I think the root cause was corruption of the relay log. This started due to a forced stop of replication due to a permission mismatch on triggers owners. This was not detected in time due to the special filtering configuration of the host sitting between production and labs, plus it only failing partially. This led to several missing events coming from production, and affecting all servers in labs for that particular shard.

I've reimported the missing ranges on all s2 wikis for the following tables:

page
recentchanges
revision
user
logging

This fix import would be imperfect, because tables such as user do not have a primary key aligned with a time (only user_touched), and tables are not append-only. However, this will allow to have limited consistent metadata for content and edits, and the rest (derived tables, properties) would be solved by natural update (*link tables) or on the long-term reimport.

I am going to close this ticket as the original complains would be solved. 99% of the data would be correct. But the final 1% requires the full reimport. The reason I am delaying the reimport is because it creates certain amount of unavailability, lag and other annoyances, so it should be planned carefully, but it should be doable withing a few weeks.

Of course, if there is a specific fix that I can apply that directly impacts you, feel free to create a new ticket (as usual) so that I can attend those faster.
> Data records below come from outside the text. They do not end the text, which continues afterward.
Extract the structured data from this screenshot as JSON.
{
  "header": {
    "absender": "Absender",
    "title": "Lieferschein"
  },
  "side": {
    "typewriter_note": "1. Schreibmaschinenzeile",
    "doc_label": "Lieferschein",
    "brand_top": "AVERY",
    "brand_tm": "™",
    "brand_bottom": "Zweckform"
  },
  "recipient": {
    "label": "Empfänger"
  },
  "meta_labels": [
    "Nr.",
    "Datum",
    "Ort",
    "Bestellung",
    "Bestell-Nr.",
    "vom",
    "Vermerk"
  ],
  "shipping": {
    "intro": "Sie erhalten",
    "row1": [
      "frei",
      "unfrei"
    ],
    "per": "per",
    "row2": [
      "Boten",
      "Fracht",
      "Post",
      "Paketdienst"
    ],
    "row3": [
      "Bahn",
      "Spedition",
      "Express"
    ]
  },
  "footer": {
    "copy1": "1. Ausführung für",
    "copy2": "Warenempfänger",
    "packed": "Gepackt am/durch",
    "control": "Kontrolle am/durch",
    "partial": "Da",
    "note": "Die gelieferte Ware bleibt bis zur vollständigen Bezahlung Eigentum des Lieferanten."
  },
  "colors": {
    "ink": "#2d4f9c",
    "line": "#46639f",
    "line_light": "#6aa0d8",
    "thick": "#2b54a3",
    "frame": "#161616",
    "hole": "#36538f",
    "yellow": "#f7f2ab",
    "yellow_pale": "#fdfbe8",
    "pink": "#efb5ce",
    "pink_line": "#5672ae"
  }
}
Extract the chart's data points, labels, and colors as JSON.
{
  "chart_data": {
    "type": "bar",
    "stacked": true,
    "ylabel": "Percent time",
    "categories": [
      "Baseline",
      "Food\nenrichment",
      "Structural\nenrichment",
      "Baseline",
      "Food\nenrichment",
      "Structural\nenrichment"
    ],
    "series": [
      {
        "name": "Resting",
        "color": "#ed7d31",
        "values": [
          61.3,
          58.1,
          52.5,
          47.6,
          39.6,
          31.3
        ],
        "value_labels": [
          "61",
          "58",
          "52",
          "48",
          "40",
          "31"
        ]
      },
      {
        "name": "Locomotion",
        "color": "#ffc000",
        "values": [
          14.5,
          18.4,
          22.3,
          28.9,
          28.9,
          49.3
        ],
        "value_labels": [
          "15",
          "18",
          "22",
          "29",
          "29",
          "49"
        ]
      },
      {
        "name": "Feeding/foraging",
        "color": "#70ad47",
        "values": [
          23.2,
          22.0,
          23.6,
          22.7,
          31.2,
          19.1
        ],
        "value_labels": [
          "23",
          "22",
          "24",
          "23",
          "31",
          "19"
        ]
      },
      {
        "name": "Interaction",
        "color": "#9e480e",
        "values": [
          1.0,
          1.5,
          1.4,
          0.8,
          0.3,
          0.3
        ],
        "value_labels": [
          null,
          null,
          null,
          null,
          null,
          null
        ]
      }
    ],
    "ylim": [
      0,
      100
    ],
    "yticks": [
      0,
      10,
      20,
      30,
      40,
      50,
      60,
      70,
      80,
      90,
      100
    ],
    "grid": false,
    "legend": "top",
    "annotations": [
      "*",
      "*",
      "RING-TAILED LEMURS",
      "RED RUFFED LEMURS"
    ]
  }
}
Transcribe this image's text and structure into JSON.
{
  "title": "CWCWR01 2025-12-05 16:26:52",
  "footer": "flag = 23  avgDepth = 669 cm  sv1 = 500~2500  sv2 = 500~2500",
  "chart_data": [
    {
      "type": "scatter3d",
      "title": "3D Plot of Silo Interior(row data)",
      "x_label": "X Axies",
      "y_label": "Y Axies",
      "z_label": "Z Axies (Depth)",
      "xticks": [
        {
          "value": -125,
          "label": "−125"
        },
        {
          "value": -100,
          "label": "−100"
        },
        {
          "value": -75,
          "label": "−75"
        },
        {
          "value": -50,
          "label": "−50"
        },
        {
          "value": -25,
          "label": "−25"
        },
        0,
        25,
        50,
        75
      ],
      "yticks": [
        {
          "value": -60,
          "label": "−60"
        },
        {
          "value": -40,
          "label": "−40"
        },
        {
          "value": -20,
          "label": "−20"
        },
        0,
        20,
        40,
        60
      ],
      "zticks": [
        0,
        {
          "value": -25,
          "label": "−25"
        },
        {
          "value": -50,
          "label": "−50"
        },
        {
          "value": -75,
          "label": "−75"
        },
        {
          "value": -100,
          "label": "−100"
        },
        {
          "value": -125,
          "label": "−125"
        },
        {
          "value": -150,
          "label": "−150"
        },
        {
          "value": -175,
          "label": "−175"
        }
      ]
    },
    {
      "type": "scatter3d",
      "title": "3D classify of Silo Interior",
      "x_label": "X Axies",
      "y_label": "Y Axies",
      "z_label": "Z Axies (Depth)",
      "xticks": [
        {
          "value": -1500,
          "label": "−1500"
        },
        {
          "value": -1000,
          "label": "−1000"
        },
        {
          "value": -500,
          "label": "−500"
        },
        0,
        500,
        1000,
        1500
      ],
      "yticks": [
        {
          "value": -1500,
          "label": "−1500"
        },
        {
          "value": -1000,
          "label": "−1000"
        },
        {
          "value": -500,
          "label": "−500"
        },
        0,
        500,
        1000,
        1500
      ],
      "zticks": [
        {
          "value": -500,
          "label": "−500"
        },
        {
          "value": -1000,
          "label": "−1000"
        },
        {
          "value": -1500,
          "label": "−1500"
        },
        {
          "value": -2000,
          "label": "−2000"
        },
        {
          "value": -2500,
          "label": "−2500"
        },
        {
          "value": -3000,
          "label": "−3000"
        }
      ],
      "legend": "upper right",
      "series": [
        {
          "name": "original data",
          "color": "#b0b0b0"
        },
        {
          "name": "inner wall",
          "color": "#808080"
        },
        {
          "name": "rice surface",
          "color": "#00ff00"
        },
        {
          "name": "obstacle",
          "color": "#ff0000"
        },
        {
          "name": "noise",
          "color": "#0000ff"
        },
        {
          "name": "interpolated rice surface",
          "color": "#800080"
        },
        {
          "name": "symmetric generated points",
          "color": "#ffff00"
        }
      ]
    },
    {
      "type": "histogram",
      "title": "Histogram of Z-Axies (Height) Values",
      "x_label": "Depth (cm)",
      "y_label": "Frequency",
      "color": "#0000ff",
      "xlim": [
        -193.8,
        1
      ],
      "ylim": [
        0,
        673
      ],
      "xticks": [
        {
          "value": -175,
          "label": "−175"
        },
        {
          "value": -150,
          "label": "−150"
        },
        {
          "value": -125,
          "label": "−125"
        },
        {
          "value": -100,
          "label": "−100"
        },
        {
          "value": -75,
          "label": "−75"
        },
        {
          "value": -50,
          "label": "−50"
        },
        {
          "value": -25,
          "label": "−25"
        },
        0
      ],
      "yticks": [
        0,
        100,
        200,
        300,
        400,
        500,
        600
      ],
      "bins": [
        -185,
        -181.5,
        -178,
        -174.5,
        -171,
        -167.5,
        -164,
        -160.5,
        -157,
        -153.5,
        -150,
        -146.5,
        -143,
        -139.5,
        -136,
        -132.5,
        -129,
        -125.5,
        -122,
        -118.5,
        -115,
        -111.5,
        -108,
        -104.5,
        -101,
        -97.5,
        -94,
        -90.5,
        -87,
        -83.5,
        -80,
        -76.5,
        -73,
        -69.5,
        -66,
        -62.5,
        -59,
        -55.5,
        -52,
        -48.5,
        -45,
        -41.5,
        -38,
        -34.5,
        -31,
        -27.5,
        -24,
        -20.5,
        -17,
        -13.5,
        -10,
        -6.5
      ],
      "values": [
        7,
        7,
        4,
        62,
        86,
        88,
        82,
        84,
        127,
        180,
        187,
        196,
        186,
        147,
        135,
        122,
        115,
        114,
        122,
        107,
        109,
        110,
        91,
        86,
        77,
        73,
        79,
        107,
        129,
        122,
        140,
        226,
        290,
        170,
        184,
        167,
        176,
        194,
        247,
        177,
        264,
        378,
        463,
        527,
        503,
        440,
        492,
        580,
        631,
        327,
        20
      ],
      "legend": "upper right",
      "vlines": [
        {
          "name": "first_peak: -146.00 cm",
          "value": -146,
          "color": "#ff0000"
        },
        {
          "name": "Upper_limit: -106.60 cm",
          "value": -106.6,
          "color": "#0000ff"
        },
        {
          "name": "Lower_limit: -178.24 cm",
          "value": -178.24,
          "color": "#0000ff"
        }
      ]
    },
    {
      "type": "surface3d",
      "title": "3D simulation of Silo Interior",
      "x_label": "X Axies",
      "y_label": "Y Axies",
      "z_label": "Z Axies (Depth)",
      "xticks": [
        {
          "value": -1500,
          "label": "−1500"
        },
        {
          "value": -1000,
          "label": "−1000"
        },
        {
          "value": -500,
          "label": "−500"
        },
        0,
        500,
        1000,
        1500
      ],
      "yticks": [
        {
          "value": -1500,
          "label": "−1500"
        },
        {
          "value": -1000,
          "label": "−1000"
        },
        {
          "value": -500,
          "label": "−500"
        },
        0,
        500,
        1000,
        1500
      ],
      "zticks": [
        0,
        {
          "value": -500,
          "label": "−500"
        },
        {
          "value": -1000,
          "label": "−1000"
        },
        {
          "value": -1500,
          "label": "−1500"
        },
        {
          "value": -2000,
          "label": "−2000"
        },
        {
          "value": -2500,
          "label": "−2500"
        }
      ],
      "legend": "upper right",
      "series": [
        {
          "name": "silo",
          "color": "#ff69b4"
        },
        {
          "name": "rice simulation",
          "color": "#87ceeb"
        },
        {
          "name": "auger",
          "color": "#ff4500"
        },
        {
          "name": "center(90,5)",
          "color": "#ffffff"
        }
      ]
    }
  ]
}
Could the similar issue at T115517 be solved in a similar fashion?

Thank you for pointing it, I was not aware of that issue. I will do the same, solving the most important consistency errors, then solve things completelly during the same reimport.

It looks like the logging table is still missing some records. Could you please take a look at this?

I will. I may have reinserted some records, but not deleted them, because they can be recreated later. I will see if it is easily solvable (some wikis are small enough to be fully reimported).

Is there any chance the missing rows in trwiki database can be imported? My tools have been experiencing inconsistency issues for a few weeks.

Is there any chance the missing rows in trwiki database can be imported? My tools have been experiencing inconsistency issues for a few weeks.

Those were imported already, I have manually deleted that record, but please do not expect full consistency until all wikis reimported- that will take weeks to recover.

Superyetkin raised the priority of this task from High to Unbreak Now!.Apr 15 2016, 4:49 PM

Which record are you referring to? The logging table is still missing some records. See this.

jcrespo lowered the priority of this task from Unbreak Now! to High.Apr 15 2016, 5:09 PM

This is not an unbreak now change because it is not causing impossible to overcome issues on essential infrastructure. As I said, all tables are being imported now, and making it higher priority will not make the reimport any faster.

If you cannot wait, as an alternative you can setup your own wiki from the dumps: https://dumps.wikimedia.org/trwiki/

labsdb1001 and labsdb1003 will be decommissioned at some point in the near future- this will be fixed, but not by fixing things there, but by reloading fresh from production on the whole database, including zhwiki. It is very difficult to fix the current setup without disrrupting the current users.

Also, the initial report was fixed, it was reopened because other issues tarted to get mixed there.